API: DataFrameGroupBy column subset selection with single list? · Issue #23566 · pandas-dev/pandas (original) (raw)
I wouldn't be surprised if there is already an issue about this, but couldn't directly find one.
When doing a subselection of columns on a DataFrameGroupBy object, both a plain list (so a tuple within the __getitem__
[] brackets) as the double square brackets (a list inside the __getitem__
[] brackets) seems to work:
In [6]: df = pd.DataFrame(np.random.randint(10, size=(10, 4)), columns=['a', 'b', 'c', 'd'])

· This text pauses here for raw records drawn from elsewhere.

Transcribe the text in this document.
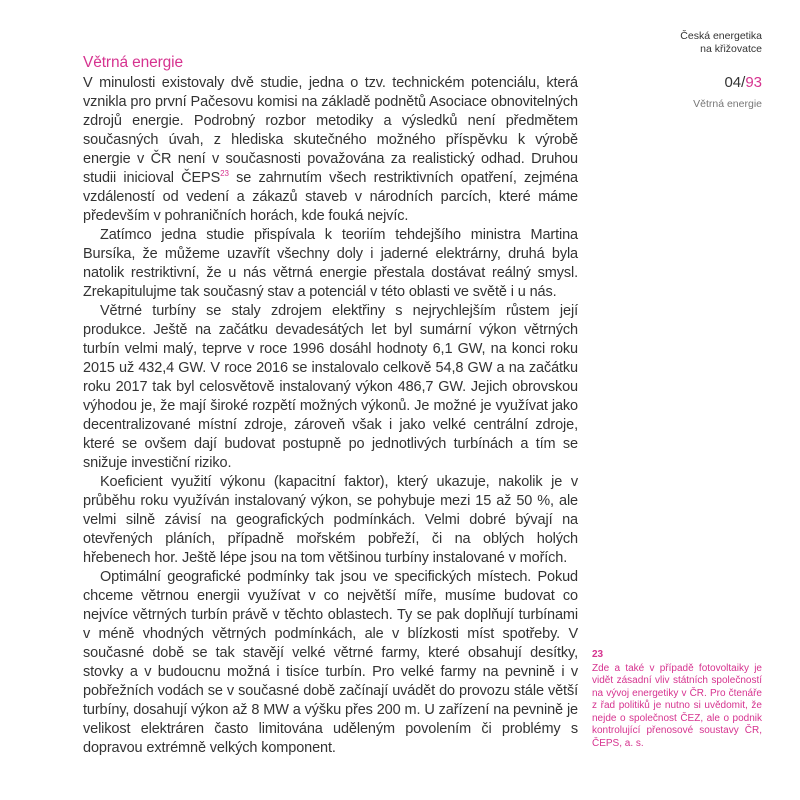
Česká energetika na křižovatce
04/93
Větrná energie
Větrná energie

V minulosti existovaly dvě studie, jedna o tzv. technickém potenciálu, která vznikla pro první Pačesovu komisi na základě podnětů Asociace obnovitelných zdrojů energie. Podrobný rozbor metodiky a výsledků není předmětem současných úvah, z hlediska skutečného možného příspěvku k výrobě energie v ČR není v současnosti považována za realistický odhad. Druhou studii inicioval ČEPS$^{23}$ se zahrnutím všech restriktivních opatření, zejména vzdáleností od vedení a zákazů staveb v národních parcích, které máme především v pohraničních horách, kde fouká nejvíc.

Zatímco jedna studie přispívala k teoriím tehdejšího ministra Martina Bursíka, že můžeme uzavřít všechny doly i jaderné elektrárny, druhá byla natolik restriktivní, že u nás větrná energie přestala dostávat reálný smysl. Zrekapitulujme tak současný stav a potenciál v této oblasti ve světě i u nás.

Větrné turbíny se staly zdrojem elektřiny s nejrychlejším růstem její produkce. Ještě na začátku devadesátých let byl sumární výkon větrných turbín velmi malý, teprve v roce 1996 dosáhl hodnoty 6,1 GW, na konci roku 2015 už 432,4 GW. V roce 2016 se instalovalo celkově 54,8 GW a na začátku roku 2017 tak byl celosvětově instalovaný výkon 486,7 GW. Jejich obrovskou výhodou je, že mají široké rozpětí možných výkonů. Je možné je využívat jako decentralizované místní zdroje, zároveň však i jako velké centrální zdroje, které se ovšem dají budovat postupně po jednotlivých turbínách a tím se snižuje investiční riziko.

Koeficient využití výkonu (kapacitní faktor), který ukazuje, nakolik je v průběhu roku využíván instalovaný výkon, se pohybuje mezi 15 až 50 %, ale velmi silně závisí na geografických podmínkách. Velmi dobré bývají na otevřených pláních, případně mořském pobřeží, či na oblých holých hřebenech hor. Ještě lépe jsou na tom většinou turbíny instalované v mořích.

Optimální geografické podmínky tak jsou ve specifických místech. Pokud chceme větrnou energii využívat v co největší míře, musíme budovat co nejvíce větrných turbín právě v těchto oblastech. Ty se pak doplňují turbínami v méně vhodných větrných podmínkách, ale v blízkosti míst spotřeby. V současné době se tak stavějí velké větrné farmy, které obsahují desítky, stovky a v budoucnu možná i tisíce turbín. Pro velké farmy na pevnině i v pobřežních vodách se v současné době začínají uvádět do provozu stále větší turbíny, dosahují výkon až 8 MW a výšku přes 200 m. U zařízení na pevnině je velikost elektráren často limitována uděleným povolením či problémy s dopravou extrémně velkých komponent.

23
Zde a také v případě fotovoltaiky je vidět zásadní vliv státních společností na vývoj energetiky v ČR. Pro čtenáře z řad politiků je nutno si uvědomit, že nejde o společnost ČEZ, ale o podnik kontrolující přenosové soustavy ČR, ČEPS, a. s.
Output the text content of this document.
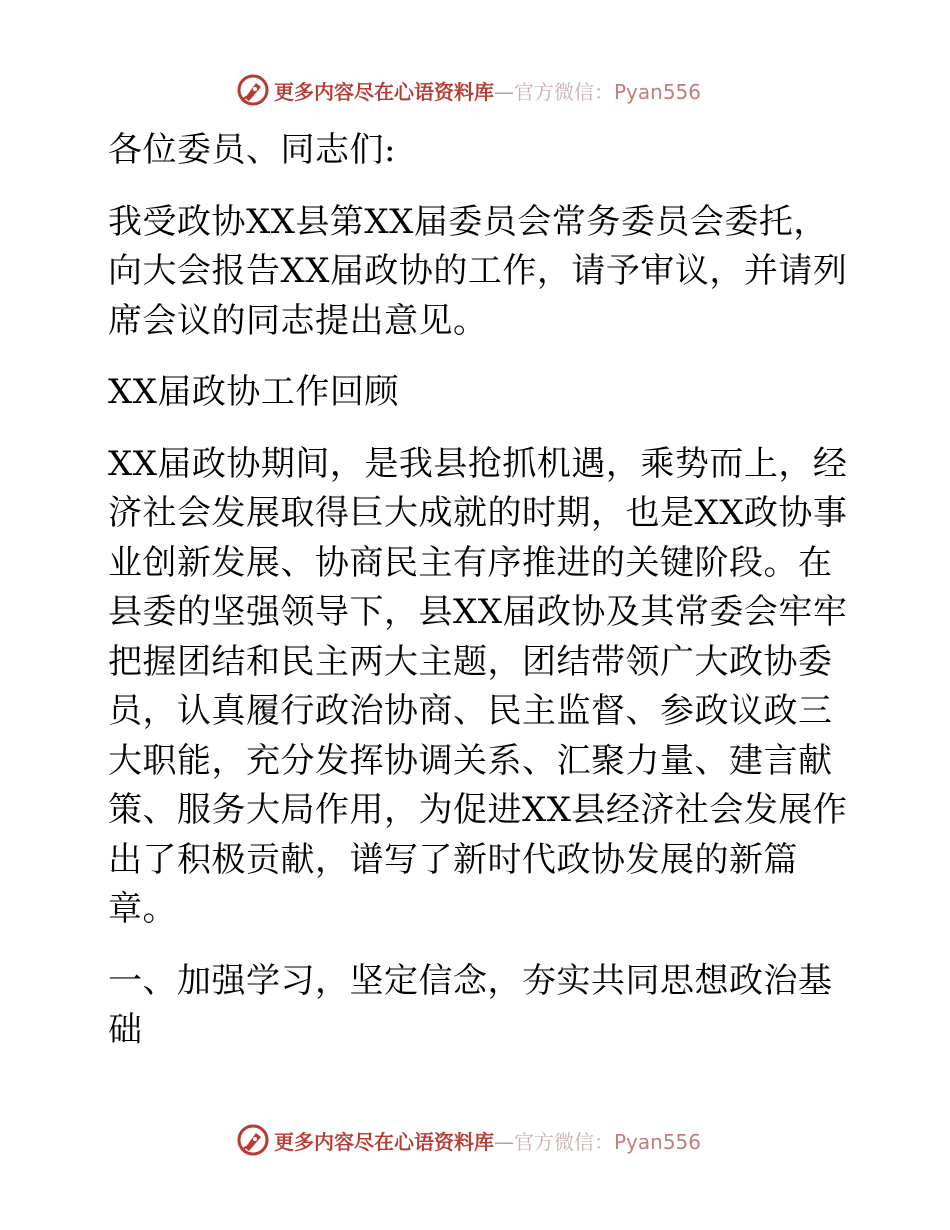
更多内容尽在心语资料库—官方微信：Pyan556

各位委员、同志们:

我受政协XX县第XX届委员会常务委员会委托，向大会报告XX届政协的工作，请予审议，并请列席会议的同志提出意见。

XX届政协工作回顾

XX届政协期间，是我县抢抓机遇，乘势而上，经济社会发展取得巨大成就的时期，也是XX政协事业创新发展、协商民主有序推进的关键阶段。在县委的坚强领导下，县XX届政协及其常委会牢牢把握团结和民主两大主题，团结带领广大政协委员，认真履行政治协商、民主监督、参政议政三大职能，充分发挥协调关系、汇聚力量、建言献策、服务大局作用，为促进XX县经济社会发展作出了积极贡献，谱写了新时代政协发展的新篇章。

一、加强学习，坚定信念，夯实共同思想政治基础

更多内容尽在心语资料库—官方微信：Pyan556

In [8]: df.groupby('a').sum()
Out[8]:
b c d
a
0 0 5 7
3 18 6 12
4 16 6 9
6 10 11 11
9 3 3 0
In [9]: df.groupby('a')['b', 'c'].sum()
Out[9]:
b c
a
0 0 5
3 18 6
4 16 6
6 10 11
9 3 3
In [10]: df.groupby('a')[['b', 'c']].sum()
Out[10]:
b c
a
0 0 5
3 18 6
4 16 6
6 10 11
9 3 3
Personally I find this df.groupby('a')['b', 'c'].sum()
a bit strange, and inconsistent with how DataFrame indexing works.
Of course, on a DataFrameGroupBy you don't have the possible confusion with indexing multiple dimensions (rows, columns), but still.